Link to Google Drive: https://drive.google.com/drive/folders/1tuFWDCLsI0qT6JOR9Xgl9srEzAx_EocH?usp=sharing
UC Berkeley is very fortunate to offer over 150 different undergraduate majors and minors, which provides its students with the opportunity to experience a multitude of different fields of study. With that being said, there are almost too many options to choose from. In fact, UC Berkeley offered almost 7,000 different classes in just the fall 2020 semester alone. This makes it not only impossible to know all the classes offered but also difficult to decide. Not to mention, class selection can be especially challenging for new majors like data science, that do not yet have a set path. This often leads to an extensive amount of time spent switching between sites such as the berkeley class catalog, berkeleytime.com for grade distributions, and ratemyprofessor.com for professor ratings.
However, a class recommendation system such as Cal Class Recommender, or CCR for short, can make the class selection process much easier. CCR provides data science related class recommendations based on classes that were enjoyed by other data science students while considering the natural order of classes. With the use of CCR, class selection is now quicker and easier than ever which is especially important when self-navigating during these times of virtual learning.

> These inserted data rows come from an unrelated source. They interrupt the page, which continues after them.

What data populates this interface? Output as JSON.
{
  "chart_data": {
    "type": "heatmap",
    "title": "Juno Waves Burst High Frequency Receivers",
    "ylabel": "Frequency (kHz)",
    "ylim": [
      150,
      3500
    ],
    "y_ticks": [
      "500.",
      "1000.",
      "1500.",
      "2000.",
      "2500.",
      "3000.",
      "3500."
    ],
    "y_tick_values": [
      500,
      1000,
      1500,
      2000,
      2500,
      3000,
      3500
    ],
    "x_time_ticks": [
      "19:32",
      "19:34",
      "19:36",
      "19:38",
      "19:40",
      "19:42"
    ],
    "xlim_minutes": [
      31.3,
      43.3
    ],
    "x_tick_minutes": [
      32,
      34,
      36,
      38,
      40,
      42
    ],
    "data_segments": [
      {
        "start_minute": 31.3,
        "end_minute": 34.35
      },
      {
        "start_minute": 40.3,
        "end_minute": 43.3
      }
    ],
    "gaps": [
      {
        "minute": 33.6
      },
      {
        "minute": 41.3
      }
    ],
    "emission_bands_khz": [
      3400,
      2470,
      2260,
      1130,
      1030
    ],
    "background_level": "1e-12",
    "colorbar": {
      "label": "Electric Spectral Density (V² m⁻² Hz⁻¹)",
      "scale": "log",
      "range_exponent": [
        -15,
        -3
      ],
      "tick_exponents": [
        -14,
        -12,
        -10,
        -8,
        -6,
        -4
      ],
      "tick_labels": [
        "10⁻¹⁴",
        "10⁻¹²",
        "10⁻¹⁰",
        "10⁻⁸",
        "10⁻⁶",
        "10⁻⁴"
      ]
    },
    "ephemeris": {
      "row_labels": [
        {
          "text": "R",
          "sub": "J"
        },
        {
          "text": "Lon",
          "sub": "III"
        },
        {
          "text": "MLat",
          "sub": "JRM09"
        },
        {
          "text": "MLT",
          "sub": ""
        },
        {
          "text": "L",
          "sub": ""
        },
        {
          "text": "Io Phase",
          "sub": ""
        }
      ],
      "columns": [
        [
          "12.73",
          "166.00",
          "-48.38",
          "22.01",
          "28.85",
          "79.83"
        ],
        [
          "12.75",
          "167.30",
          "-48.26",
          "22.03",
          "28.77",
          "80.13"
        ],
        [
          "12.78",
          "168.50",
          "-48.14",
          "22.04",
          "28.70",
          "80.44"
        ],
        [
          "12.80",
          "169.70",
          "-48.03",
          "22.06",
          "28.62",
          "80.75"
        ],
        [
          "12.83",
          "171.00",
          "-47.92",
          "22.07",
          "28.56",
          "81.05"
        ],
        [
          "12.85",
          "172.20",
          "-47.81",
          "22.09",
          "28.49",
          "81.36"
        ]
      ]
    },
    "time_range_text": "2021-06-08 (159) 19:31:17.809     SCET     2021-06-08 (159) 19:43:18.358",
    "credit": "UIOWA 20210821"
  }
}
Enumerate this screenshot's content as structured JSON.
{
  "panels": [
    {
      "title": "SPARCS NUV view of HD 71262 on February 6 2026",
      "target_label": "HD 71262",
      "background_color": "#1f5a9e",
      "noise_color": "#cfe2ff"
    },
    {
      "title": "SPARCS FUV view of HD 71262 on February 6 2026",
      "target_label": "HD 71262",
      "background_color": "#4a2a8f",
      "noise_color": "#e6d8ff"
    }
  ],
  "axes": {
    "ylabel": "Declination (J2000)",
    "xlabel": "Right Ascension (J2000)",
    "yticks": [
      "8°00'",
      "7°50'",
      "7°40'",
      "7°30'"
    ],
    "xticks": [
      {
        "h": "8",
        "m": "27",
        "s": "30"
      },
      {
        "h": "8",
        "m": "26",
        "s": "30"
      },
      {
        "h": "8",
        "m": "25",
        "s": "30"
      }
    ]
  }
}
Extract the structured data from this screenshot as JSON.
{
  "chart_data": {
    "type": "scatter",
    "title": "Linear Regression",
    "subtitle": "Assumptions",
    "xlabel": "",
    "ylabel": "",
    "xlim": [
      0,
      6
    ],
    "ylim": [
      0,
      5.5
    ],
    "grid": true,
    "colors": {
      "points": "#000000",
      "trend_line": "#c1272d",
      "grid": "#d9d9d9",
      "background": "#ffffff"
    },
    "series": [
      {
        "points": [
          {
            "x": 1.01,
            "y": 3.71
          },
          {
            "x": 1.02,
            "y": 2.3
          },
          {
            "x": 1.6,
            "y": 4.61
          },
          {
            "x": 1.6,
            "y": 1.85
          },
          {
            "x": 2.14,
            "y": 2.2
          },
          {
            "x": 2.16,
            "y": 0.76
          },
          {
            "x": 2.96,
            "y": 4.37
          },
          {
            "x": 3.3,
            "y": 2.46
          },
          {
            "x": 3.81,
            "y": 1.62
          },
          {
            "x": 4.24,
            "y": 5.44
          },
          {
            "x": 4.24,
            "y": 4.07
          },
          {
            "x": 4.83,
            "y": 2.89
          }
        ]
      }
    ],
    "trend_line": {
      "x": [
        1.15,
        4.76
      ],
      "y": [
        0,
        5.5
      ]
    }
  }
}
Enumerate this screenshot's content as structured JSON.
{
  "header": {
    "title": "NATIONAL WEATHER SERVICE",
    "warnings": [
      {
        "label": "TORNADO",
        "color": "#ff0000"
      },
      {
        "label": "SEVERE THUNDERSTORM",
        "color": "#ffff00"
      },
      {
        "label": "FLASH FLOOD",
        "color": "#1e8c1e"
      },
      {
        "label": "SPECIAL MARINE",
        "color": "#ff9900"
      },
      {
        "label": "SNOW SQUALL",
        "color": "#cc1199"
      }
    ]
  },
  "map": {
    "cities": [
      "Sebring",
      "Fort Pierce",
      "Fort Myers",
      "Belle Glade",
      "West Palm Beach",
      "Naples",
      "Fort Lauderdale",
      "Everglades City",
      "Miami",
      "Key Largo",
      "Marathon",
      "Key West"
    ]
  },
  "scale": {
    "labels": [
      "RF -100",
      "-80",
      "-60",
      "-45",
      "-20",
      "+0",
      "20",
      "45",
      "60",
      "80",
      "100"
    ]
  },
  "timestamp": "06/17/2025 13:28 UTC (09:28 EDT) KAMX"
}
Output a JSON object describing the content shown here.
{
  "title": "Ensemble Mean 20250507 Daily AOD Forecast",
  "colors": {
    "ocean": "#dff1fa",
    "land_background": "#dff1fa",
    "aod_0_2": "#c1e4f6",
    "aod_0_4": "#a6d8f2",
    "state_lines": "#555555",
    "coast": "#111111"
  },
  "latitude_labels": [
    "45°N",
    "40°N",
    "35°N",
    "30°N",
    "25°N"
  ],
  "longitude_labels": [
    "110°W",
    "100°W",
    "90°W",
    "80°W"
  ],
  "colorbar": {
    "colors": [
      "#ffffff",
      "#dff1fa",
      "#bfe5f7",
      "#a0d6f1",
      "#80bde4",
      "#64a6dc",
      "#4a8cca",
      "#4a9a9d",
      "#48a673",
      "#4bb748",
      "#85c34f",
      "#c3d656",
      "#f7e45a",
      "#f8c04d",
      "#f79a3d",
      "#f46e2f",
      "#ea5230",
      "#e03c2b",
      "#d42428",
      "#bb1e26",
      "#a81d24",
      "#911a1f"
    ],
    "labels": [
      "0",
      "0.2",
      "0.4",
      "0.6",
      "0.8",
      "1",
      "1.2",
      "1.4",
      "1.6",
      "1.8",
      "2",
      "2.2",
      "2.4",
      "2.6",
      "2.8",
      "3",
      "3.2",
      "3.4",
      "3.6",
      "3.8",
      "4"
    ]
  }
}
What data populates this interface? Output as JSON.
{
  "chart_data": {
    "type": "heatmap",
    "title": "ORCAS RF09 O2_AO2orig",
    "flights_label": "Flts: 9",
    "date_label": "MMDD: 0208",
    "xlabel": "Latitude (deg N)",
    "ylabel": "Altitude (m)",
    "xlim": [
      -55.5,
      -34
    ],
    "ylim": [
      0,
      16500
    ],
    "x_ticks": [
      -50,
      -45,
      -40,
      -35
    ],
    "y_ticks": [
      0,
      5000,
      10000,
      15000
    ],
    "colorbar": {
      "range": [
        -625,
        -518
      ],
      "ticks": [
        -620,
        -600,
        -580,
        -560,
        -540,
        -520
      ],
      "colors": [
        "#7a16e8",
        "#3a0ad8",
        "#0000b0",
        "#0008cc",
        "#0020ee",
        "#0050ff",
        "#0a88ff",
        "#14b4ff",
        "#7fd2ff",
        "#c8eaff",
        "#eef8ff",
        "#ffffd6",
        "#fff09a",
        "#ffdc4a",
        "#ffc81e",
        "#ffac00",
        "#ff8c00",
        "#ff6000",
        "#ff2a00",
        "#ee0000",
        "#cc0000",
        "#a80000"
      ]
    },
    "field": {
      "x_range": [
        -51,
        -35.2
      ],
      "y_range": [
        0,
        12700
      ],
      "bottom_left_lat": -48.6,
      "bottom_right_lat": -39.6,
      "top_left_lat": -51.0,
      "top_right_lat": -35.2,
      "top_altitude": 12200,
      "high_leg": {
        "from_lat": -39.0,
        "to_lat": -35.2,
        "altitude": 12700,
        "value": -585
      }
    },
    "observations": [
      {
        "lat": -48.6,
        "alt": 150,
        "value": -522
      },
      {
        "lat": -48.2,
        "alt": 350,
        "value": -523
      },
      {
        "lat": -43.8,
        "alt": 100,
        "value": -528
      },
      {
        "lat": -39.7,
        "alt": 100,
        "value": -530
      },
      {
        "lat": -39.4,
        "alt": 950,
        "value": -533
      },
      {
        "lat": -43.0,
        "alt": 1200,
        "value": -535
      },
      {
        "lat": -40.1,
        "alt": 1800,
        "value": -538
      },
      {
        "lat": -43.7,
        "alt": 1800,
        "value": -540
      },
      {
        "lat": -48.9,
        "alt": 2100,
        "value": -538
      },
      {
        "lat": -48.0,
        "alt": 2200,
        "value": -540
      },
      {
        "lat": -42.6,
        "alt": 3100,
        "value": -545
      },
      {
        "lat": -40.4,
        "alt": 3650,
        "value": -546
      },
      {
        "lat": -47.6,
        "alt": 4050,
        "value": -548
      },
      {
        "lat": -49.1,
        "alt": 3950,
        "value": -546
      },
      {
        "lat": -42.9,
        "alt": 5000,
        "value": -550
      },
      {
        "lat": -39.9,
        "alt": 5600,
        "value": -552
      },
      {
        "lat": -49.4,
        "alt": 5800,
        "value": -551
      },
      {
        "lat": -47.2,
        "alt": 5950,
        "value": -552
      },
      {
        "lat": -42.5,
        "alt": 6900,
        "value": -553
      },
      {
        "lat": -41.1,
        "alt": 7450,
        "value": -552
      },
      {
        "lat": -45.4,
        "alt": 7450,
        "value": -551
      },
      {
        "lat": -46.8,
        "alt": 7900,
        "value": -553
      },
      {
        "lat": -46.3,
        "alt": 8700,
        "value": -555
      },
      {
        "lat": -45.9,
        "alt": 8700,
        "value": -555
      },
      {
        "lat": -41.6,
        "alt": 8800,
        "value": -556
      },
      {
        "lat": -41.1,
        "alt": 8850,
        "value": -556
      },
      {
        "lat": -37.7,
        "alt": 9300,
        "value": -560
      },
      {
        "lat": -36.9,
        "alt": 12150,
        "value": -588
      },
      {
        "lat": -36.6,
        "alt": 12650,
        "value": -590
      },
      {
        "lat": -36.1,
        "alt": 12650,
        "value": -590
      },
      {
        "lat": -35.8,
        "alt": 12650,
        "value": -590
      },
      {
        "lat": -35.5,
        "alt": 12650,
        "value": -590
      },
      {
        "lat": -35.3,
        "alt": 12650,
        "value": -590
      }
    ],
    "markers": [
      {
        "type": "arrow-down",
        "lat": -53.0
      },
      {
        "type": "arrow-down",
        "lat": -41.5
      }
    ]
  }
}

CCR utilizes content-based and collaborative filtering. The recommendation engine takes in a class that a student is currently taking as its input, analyzes the contents (such as the title of the class). Then, it figures out which other users have taken similar classes. It will then rank similar students according to their similarity scores and recommend the most relevant classes to the student. For example, if the system detects that user A is the most similar to user B, then if user A has taken a class that user B has not, the class will get recommended to user B and vice-versa.
We gathered our data through surveys sent in IND ENG 135, Econ 140, and IND ENG 95. Using Python's pandas
library, we loaded the .csv
files into a dataframe. After doing so, we lowercased all letters, removed spaces, and converted class names such that they are consistent. For example, some students entered "Data-X" while others entered "INDENG 135" so we converted them all to "indeng135". We compiled the information into a dataframe containing:
- Major
- Last Semester Classes
- This Semester Classes
- Recommendation Classes
We then created a list of features, which was composed of all the classes taken last semester, this semester, and recommended. We combined these features so that they may be fed into our recommendation engine.
Next, the similarity between two users was found through the cosine similarity score of their coursework. This was done by representing the class titles as vectors and by importing CountVectorizer from sci-kit learn’s feature extraction text package. Ultimately, we fed the combined string into CountVectorizer and called cosine_similarity on the matrix to get similarities among users. Our next step was to get the title of the class the user recommends. After obtaining the title, we found the index of the class and accessed the row corresponding to this class in the similarity matrix. Thus, we get the similarity scores of all the other classes from the current one. Afterwards, we enumerated through all the similarity scores to make a tuple of class index and similarity score. Next, we sorted the list of similar classes according to similarity scores in descending order and output the first entry at the top of the list.